Remember that being resilient doesn’t mean that you’ll never experience stress, emotional upheaval, and even suffering. It means that you know that you can work through the emotional pain and restore equilibrium.
The road to resilience requires the following things:
Don’t let your fear of new experiences or an uncertain future overwhelm you.
Take one day at a time and try to be focused, flexible, and productive—in both good and bad times, says the team at HelpGuide.
“Manage and tolerate strong emotions outside of your comfort zone, even those you’d rather avoid like anger or despair.”
Also, work on strengthening your relationships and improving your communication skills, especially under pressure.
A big part of being resilient is knowing that you will eventually find a solution to any issue or problem—even when a solution seems out of reach.
“Surviving hardships can teach you important things about yourself and the world around you, strengthen your resolve, deepen your empathy, and in time enable you to evolve and grow as a human being.”
Part of the path might be to seek professional advice:
Remember that resilience takes time and it takes trial and error.
If you don’t know how to develop resilience or you don’t feel like you’re making much progress, talking to a mental health professional can point you in the right direction.

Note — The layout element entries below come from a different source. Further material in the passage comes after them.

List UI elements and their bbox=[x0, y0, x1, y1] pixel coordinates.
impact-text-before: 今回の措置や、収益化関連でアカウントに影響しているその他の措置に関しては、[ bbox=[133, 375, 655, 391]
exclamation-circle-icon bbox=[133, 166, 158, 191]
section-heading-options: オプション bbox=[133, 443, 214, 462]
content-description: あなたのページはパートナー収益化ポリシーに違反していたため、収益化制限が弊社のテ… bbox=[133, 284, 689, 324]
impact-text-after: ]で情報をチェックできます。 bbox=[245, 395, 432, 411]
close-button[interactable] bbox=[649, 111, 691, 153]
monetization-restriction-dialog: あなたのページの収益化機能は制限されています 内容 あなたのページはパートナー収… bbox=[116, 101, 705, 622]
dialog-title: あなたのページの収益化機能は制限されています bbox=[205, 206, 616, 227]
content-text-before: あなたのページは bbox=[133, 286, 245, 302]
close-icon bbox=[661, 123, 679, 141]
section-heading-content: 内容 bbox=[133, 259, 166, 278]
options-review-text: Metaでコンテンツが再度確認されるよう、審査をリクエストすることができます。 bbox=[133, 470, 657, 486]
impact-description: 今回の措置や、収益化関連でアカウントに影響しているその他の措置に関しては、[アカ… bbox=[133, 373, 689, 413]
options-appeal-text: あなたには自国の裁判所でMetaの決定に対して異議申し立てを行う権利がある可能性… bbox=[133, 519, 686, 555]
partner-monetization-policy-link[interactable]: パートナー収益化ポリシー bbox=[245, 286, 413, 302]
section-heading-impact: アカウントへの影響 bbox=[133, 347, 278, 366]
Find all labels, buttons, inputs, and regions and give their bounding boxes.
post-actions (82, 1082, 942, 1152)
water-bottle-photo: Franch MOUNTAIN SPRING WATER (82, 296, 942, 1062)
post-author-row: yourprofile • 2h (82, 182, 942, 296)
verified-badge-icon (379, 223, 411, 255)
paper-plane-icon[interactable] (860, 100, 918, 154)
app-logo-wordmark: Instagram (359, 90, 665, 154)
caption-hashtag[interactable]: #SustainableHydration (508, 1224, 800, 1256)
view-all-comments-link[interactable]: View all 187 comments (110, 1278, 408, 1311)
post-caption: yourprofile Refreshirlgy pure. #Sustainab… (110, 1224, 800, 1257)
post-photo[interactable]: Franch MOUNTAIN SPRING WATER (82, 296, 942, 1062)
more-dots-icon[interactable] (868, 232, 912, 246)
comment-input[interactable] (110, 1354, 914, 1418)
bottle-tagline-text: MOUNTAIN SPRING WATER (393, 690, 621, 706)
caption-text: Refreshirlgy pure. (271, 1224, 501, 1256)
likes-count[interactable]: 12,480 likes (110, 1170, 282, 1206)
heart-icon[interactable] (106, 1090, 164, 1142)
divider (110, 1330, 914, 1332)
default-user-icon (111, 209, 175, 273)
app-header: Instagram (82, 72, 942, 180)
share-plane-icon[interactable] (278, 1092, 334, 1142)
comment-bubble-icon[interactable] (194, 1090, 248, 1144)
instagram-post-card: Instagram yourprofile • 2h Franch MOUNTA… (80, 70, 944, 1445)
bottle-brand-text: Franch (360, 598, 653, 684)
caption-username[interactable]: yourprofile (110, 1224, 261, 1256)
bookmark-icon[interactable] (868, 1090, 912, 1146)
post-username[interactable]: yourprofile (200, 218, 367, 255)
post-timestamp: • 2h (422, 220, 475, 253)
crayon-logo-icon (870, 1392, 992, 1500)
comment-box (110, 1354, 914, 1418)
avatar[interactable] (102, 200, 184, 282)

Here is a list of emotionally resilient phrases, according to a Harvard psychologist:
Dr. Cortney Warren, who is a Harvard-trained psychologist, says that emotionally resilient people tend to use the following phrases:
I can get through this.
I’m not going to let myself be a victim.
This, too, shall pass.
What can I learn from this?
I need some time.
Life is hard [and that’s okay].
It is what it is.
I have to see the reality for what it is, even if it’s not what I want, so I can move forward.
I still have things I’m grateful for.
I’m letting this go.
“Forgiving this doesn’t mean that it was okay; it just means that I’m no longer letting it weigh me down.”